Earlier this year, the IRRI and two other research institutions — the Chinese Academy of Agricultural Sciences (CAAS) and  the Beijing Genomics Institute (BGI) Shenzhen, and IRRI — collaborated to sequence the genomes of 3,024 rice varieties and lines housed in the IRRI (82 percent) and the CAAS (18 percent) gene banks. 

The sequencing and initial analysis were funded by grants from the Bill & Melinda Gates Foundation and the Chinese Ministry of Science and Technology. This dataset contains millions of genomic sequences from a diverse set of rice varieties that, when combined with phenotyping observations, gene expression, and other information, provides an important step in establishing gene-trait associations, building predictive models, and applying these models to breeding.

Through funding from the Global Rice Science Partnership, the 3,024 genomes were re-analyzed against five popular varieties that represent the three main subgroups of cultivated rice.

This new 3K RGP data analysis set is massive at 120 terabytes, which is well beyond the computing capacities of most research institutions. However, these new results are now publicly available online, as an Amazon Web Services (AWS) Public Data Set. 

Accessing the data is free, and use is governed by the stipulations for data analysts and users from the Toronto Statement. 

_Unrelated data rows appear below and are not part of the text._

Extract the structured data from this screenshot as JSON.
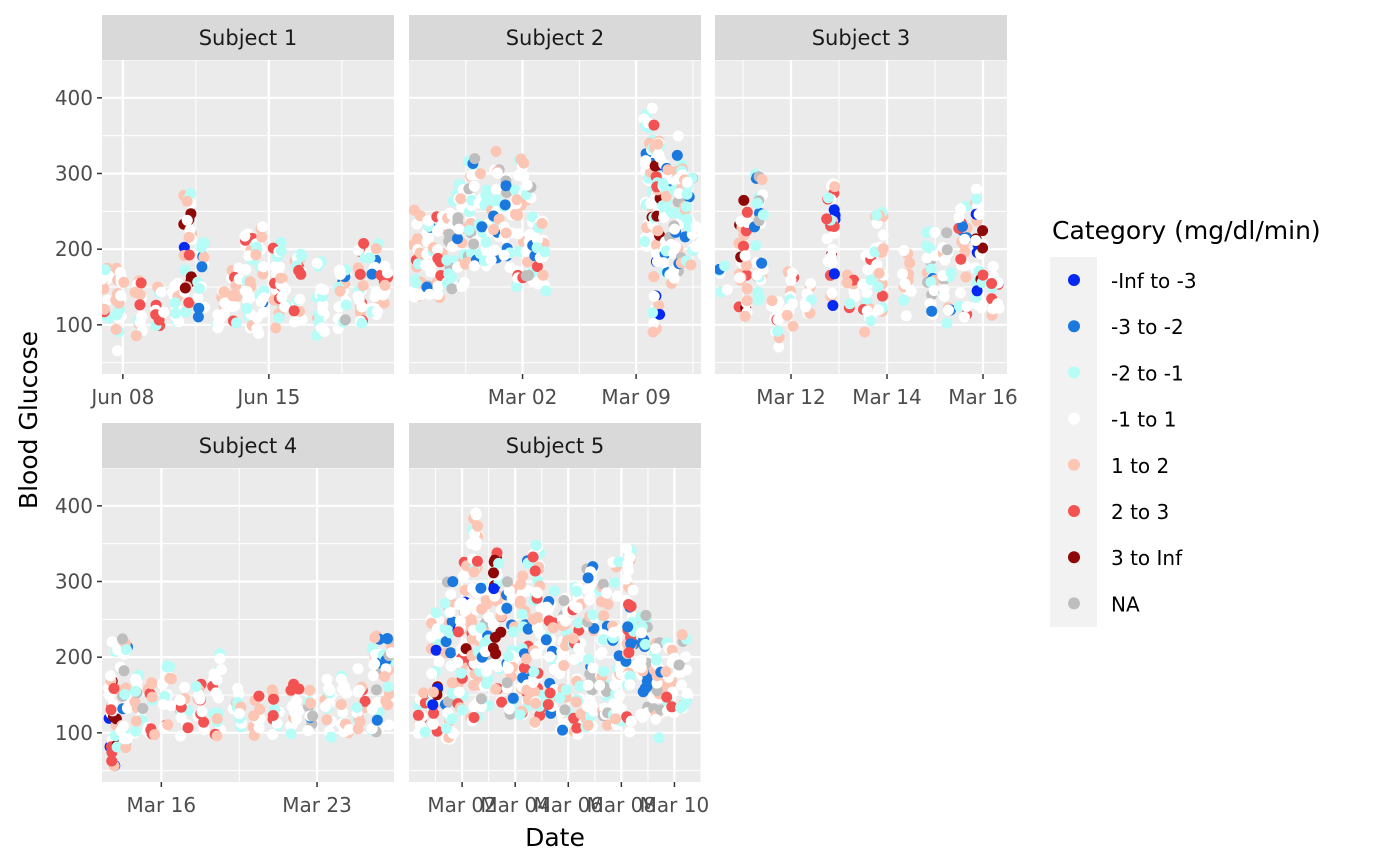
{
  "chart_data": {
    "type": "scatter",
    "xlabel": "Date",
    "ylabel": "Blood Glucose",
    "ylim": [
      35,
      450
    ],
    "y_ticks": [
      100,
      200,
      300,
      400
    ],
    "grid": true,
    "legend_position": "right",
    "legend": {
      "title": "Category (mg/dl/min)",
      "items": [
        {
          "label": "-Inf to -3",
          "color": "#0629F2"
        },
        {
          "label": "-3 to -2",
          "color": "#1A78DF"
        },
        {
          "label": "-2 to -1",
          "color": "#B6FCF7"
        },
        {
          "label": "-1 to 1",
          "color": "#FFFFFF"
        },
        {
          "label": "1 to 2",
          "color": "#FCC5B4"
        },
        {
          "label": "2 to 3",
          "color": "#F25252"
        },
        {
          "label": "3 to Inf",
          "color": "#8E0808"
        },
        {
          "label": "NA",
          "color": "#BEBEBE"
        }
      ]
    },
    "panels": [
      {
        "title": "Subject 1",
        "xlim": [
          "2015-06-07",
          "2015-06-21"
        ],
        "ticks": [
          {
            "value": "2015-06-08",
            "label": "Jun 08"
          },
          {
            "value": "2015-06-15",
            "label": "Jun 15"
          }
        ],
        "clusters": [
          [
            "2015-06-07T04:00",
            95,
            175,
            3
          ],
          [
            "2015-06-07T20:00",
            65,
            180,
            3
          ],
          [
            "2015-06-08T18:00",
            85,
            170,
            3
          ],
          [
            "2015-06-09T18:00",
            90,
            165,
            3
          ],
          [
            "2015-06-10T14:00",
            85,
            160,
            1
          ],
          [
            "2015-06-11T03:00",
            110,
            275,
            6
          ],
          [
            "2015-06-11T19:00",
            110,
            210,
            2
          ],
          [
            "2015-06-12T17:00",
            95,
            165,
            3
          ],
          [
            "2015-06-13T10:00",
            100,
            180,
            3
          ],
          [
            "2015-06-14T00:00",
            95,
            225,
            3
          ],
          [
            "2015-06-14T14:00",
            85,
            230,
            2
          ],
          [
            "2015-06-15T10:00",
            95,
            210,
            3
          ],
          [
            "2015-06-15T18:00",
            120,
            165,
            1
          ],
          [
            "2015-06-16T10:00",
            95,
            200,
            3
          ],
          [
            "2015-06-17T12:00",
            85,
            190,
            4
          ],
          [
            "2015-06-18T13:00",
            95,
            200,
            4
          ],
          [
            "2015-06-19T10:00",
            100,
            215,
            3
          ],
          [
            "2015-06-20T01:00",
            110,
            210,
            2
          ],
          [
            "2015-06-20T12:00",
            120,
            180,
            3
          ]
        ]
      },
      {
        "title": "Subject 2",
        "xlim": [
          "2016-02-24",
          "2016-03-13"
        ],
        "ticks": [
          {
            "value": "2016-03-02",
            "label": "Mar 02"
          },
          {
            "value": "2016-03-09",
            "label": "Mar 09"
          }
        ],
        "clusters": [
          [
            "2016-02-24T12:00",
            130,
            255,
            3
          ],
          [
            "2016-02-25T06:00",
            140,
            245,
            4
          ],
          [
            "2016-02-25T20:00",
            130,
            250,
            3
          ],
          [
            "2016-02-26T14:00",
            145,
            270,
            4
          ],
          [
            "2016-02-27T06:00",
            150,
            290,
            4
          ],
          [
            "2016-02-27T22:00",
            160,
            325,
            4
          ],
          [
            "2016-02-28T14:00",
            170,
            300,
            2
          ],
          [
            "2016-02-29T08:00",
            185,
            330,
            4
          ],
          [
            "2016-03-01T02:00",
            175,
            300,
            4
          ],
          [
            "2016-03-01T20:00",
            140,
            320,
            3
          ],
          [
            "2016-03-02T12:00",
            150,
            290,
            4
          ],
          [
            "2016-03-03T04:00",
            140,
            240,
            3
          ],
          [
            "2016-03-09T18:00",
            200,
            400,
            2
          ],
          [
            "2016-03-10T06:00",
            90,
            370,
            6
          ],
          [
            "2016-03-10T22:00",
            150,
            330,
            4
          ],
          [
            "2016-03-11T14:00",
            160,
            350,
            4
          ],
          [
            "2016-03-12T06:00",
            175,
            300,
            4
          ],
          [
            "2016-03-12T22:00",
            190,
            230,
            1
          ]
        ]
      },
      {
        "title": "Subject 3",
        "xlim": [
          "2016-03-10T10:00",
          "2016-03-16T12:00"
        ],
        "ticks": [
          {
            "value": "2016-03-12",
            "label": "Mar 12"
          },
          {
            "value": "2016-03-14",
            "label": "Mar 14"
          },
          {
            "value": "2016-03-16",
            "label": "Mar 16"
          }
        ],
        "clusters": [
          [
            "2016-03-10T14:00",
            140,
            180,
            2
          ],
          [
            "2016-03-11T00:00",
            110,
            270,
            7
          ],
          [
            "2016-03-11T08:00",
            120,
            300,
            4
          ],
          [
            "2016-03-11T16:00",
            60,
            140,
            3
          ],
          [
            "2016-03-12T00:00",
            90,
            175,
            3
          ],
          [
            "2016-03-12T08:00",
            110,
            160,
            1
          ],
          [
            "2016-03-12T20:00",
            120,
            290,
            6
          ],
          [
            "2016-03-13T06:00",
            120,
            170,
            3
          ],
          [
            "2016-03-13T14:00",
            90,
            200,
            3
          ],
          [
            "2016-03-13T20:00",
            100,
            250,
            3
          ],
          [
            "2016-03-14T10:00",
            110,
            200,
            3
          ],
          [
            "2016-03-14T22:00",
            105,
            240,
            4
          ],
          [
            "2016-03-15T06:00",
            100,
            225,
            4
          ],
          [
            "2016-03-15T14:00",
            110,
            265,
            5
          ],
          [
            "2016-03-15T22:00",
            120,
            280,
            6
          ],
          [
            "2016-03-16T06:00",
            110,
            185,
            3
          ]
        ]
      },
      {
        "title": "Subject 4",
        "xlim": [
          "2016-03-13T08:00",
          "2016-03-26T11:00"
        ],
        "ticks": [
          {
            "value": "2016-03-16",
            "label": "Mar 16"
          },
          {
            "value": "2016-03-23",
            "label": "Mar 23"
          }
        ],
        "clusters": [
          [
            "2016-03-13T20:00",
            50,
            230,
            6
          ],
          [
            "2016-03-14T08:00",
            80,
            230,
            4
          ],
          [
            "2016-03-15T00:00",
            90,
            180,
            4
          ],
          [
            "2016-03-15T12:00",
            90,
            170,
            3
          ],
          [
            "2016-03-16T06:00",
            95,
            190,
            3
          ],
          [
            "2016-03-17T00:00",
            90,
            165,
            3
          ],
          [
            "2016-03-17T18:00",
            95,
            170,
            3
          ],
          [
            "2016-03-18T12:00",
            90,
            205,
            3
          ],
          [
            "2016-03-19T10:00",
            95,
            160,
            3
          ],
          [
            "2016-03-20T06:00",
            95,
            150,
            3
          ],
          [
            "2016-03-21T04:00",
            95,
            160,
            3
          ],
          [
            "2016-03-22T00:00",
            95,
            170,
            3
          ],
          [
            "2016-03-22T18:00",
            100,
            160,
            4
          ],
          [
            "2016-03-23T12:00",
            90,
            175,
            3
          ],
          [
            "2016-03-24T06:00",
            95,
            180,
            3
          ],
          [
            "2016-03-25T00:00",
            100,
            185,
            3
          ],
          [
            "2016-03-25T16:00",
            100,
            230,
            4
          ],
          [
            "2016-03-26T04:00",
            110,
            230,
            4
          ]
        ]
      },
      {
        "title": "Subject 5",
        "xlim": [
          "2016-02-29T00:00",
          "2016-03-11T00:00"
        ],
        "ticks": [
          {
            "value": "2016-03-02",
            "label": "Mar 02"
          },
          {
            "value": "2016-03-04",
            "label": "Mar 04"
          },
          {
            "value": "2016-03-06",
            "label": "Mar 06"
          },
          {
            "value": "2016-03-08",
            "label": "Mar 08"
          },
          {
            "value": "2016-03-10",
            "label": "Mar 10"
          }
        ],
        "clusters": [
          [
            "2016-02-29T12:00",
            90,
            160,
            3
          ],
          [
            "2016-03-01T00:00",
            100,
            260,
            6
          ],
          [
            "2016-03-01T12:00",
            90,
            300,
            4
          ],
          [
            "2016-03-02T00:00",
            130,
            330,
            6
          ],
          [
            "2016-03-02T12:00",
            110,
            400,
            3
          ],
          [
            "2016-03-02T21:00",
            130,
            300,
            4
          ],
          [
            "2016-03-03T08:00",
            140,
            340,
            6
          ],
          [
            "2016-03-03T20:00",
            120,
            300,
            4
          ],
          [
            "2016-03-04T08:00",
            120,
            330,
            5
          ],
          [
            "2016-03-04T20:00",
            110,
            360,
            3
          ],
          [
            "2016-03-05T08:00",
            120,
            290,
            5
          ],
          [
            "2016-03-05T20:00",
            100,
            280,
            4
          ],
          [
            "2016-03-06T08:00",
            90,
            300,
            3
          ],
          [
            "2016-03-06T20:00",
            100,
            320,
            4
          ],
          [
            "2016-03-07T08:00",
            110,
            300,
            4
          ],
          [
            "2016-03-07T20:00",
            110,
            330,
            2
          ],
          [
            "2016-03-08T08:00",
            100,
            345,
            5
          ],
          [
            "2016-03-08T20:00",
            110,
            260,
            4
          ],
          [
            "2016-03-09T08:00",
            90,
            230,
            4
          ],
          [
            "2016-03-09T20:00",
            120,
            220,
            3
          ],
          [
            "2016-03-10T08:00",
            130,
            240,
            4
          ]
        ]
      }
    ]
  }
}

“The dataset provides access to millions of genetic markers that can be used to design sustainable crops for the future, that is, ones that are high-yielding and more nutritious while at the same time requiring less water, fertilizer, and pesticides,” said Dr. Rod Wing, director of the Arizona Genomics Institute at the University of Arizona and a pioneer in rice genome sequencing.

Van den Berg added that what is fascinating about being able to store these reference information on over 3,000 rice varieties in the cloud is that researchers can now do an analysis of the type they  probably never dreamed of. 

“I think this is where AWS and other cloud providers are seeing opportunity. People are worried about food security, rice breeding. They are now able to look at the tons of data made available and they can make use of the facility to analyze it,” he said.